Tuesday, December 11, 2007

Drugs in the workplace

There was a piece in the New York Times Magazine in November entitled "Dr. Drug Rep" by Doctor Daniel Carlat who discussed the interplay of drug companies and physicians, and his own evolution concerning the appropriateness of aspects of that relationship. I thought it was a fascinating article.

Then, this past week, the Magazine published a letter to the editor from Dr. Amy N. Ship, a superb internist in our hospital's primary care practice. Here it is, in case you missed it. Strongly held beliefs, clearly presented.

Even without Dr. Carlat's delayed recognition of the positive spin Wyeth clearly expected him to put on its product, why did it take a year for him to realize that he was being paid and pampered to sell a product? How could he seemingly miss the obvious: that his M.D. and credentials provided for Wyeth a patina of legitimacy that its drug reps couldn't muster independently? Why did it take him so long (while he amassed $30,000) to see that his position was morally corrupt?

The "lessons" that he reputedly learned are not new or unique. I'm proud to work in a medical practice where pharmaceutical representatives are not permitted.

5 comments:

NASOV said...

I'm glad Dr. Ship wrote that letter. In Dr. Carlat's self-congratulatory journey, he ignores the residual ripples of all of this marketing on the PATIENTS. Because psychopharmacology is still an infant field - and because it's patients are often in such pain - positive data feels like a lifeline to doctor and patient alike. He sold false hope and put people through the difficult task of trying a new drug on themselves.

Ileana said...

Paul,

Here is Dr.

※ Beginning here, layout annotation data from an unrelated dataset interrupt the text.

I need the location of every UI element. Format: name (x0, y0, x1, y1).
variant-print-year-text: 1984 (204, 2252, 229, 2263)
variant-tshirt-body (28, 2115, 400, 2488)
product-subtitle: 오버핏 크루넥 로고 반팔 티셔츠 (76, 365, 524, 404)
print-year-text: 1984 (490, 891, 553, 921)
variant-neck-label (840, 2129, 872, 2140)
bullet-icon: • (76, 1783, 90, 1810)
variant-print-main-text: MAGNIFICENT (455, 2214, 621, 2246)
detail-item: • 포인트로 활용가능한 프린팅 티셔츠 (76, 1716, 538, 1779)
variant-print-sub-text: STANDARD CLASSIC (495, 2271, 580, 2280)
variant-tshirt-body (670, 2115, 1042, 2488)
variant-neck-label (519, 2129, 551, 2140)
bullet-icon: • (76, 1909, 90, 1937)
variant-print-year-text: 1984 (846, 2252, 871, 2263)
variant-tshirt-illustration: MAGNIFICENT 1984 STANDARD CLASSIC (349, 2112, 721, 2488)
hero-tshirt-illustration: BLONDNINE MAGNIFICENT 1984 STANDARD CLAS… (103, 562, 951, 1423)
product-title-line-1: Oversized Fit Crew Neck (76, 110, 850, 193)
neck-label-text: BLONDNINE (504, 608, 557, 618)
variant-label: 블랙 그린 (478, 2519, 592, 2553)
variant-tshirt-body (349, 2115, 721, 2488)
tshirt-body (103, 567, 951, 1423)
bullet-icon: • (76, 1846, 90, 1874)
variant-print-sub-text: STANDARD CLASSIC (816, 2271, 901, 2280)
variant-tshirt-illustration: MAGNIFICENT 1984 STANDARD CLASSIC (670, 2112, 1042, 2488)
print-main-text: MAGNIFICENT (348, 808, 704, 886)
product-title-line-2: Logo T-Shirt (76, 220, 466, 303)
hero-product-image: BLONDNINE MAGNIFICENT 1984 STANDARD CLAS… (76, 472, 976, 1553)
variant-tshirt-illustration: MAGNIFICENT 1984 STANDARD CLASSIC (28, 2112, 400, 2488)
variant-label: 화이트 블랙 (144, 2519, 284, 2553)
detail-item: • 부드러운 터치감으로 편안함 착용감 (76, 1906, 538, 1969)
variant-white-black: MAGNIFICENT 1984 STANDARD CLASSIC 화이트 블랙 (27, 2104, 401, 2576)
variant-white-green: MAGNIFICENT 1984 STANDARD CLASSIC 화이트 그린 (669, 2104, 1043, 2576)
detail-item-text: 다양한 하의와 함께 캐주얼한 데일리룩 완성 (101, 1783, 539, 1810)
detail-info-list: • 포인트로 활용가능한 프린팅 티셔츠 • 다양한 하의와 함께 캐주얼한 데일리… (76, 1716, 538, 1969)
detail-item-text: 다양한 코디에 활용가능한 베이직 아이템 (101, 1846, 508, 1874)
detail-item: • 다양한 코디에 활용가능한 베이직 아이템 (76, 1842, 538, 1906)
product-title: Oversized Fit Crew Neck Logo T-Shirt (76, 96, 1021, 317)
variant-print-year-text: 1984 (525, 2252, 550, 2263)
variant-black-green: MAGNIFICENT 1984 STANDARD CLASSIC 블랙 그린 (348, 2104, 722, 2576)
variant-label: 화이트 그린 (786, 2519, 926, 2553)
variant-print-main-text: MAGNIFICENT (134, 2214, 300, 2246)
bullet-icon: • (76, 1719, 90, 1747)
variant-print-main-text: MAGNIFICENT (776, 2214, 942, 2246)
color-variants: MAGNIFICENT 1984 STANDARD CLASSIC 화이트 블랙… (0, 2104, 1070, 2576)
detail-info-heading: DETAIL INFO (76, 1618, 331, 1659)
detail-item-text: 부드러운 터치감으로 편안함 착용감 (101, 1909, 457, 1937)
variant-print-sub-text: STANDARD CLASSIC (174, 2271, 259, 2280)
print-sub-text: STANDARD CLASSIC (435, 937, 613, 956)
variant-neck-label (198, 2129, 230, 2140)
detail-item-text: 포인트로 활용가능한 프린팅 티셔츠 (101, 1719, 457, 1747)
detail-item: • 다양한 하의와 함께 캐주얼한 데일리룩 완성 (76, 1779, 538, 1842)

Carlat's blog with the continuation of this story.

http://carlatpsychiatry.blogspot.com/

I think that the current evolution will have a much bigger impact on the whole problem than it would have had if he just gave up the job up front.

For the public, this story was new (more like: it is actually even worse than I imagined) even if the medical community already knew all this.

Anonymous said...

I think it's fascinating that such a fascinating article generated so little response. Methinks that this is an issue that docs don't want to confront -- even pizza, rather than cavier, is better than no free lunch at all...

What are the pharm rep policies at your system?

Paul Levy said...

See Dr. Ship's letter...

Anonymous said...

In response on why it took Dr. Carlat a year, that's the power of money and fame.

It took me close to ten years as a pharmaceutical executive before I acquired awareness of the nature of my vocation.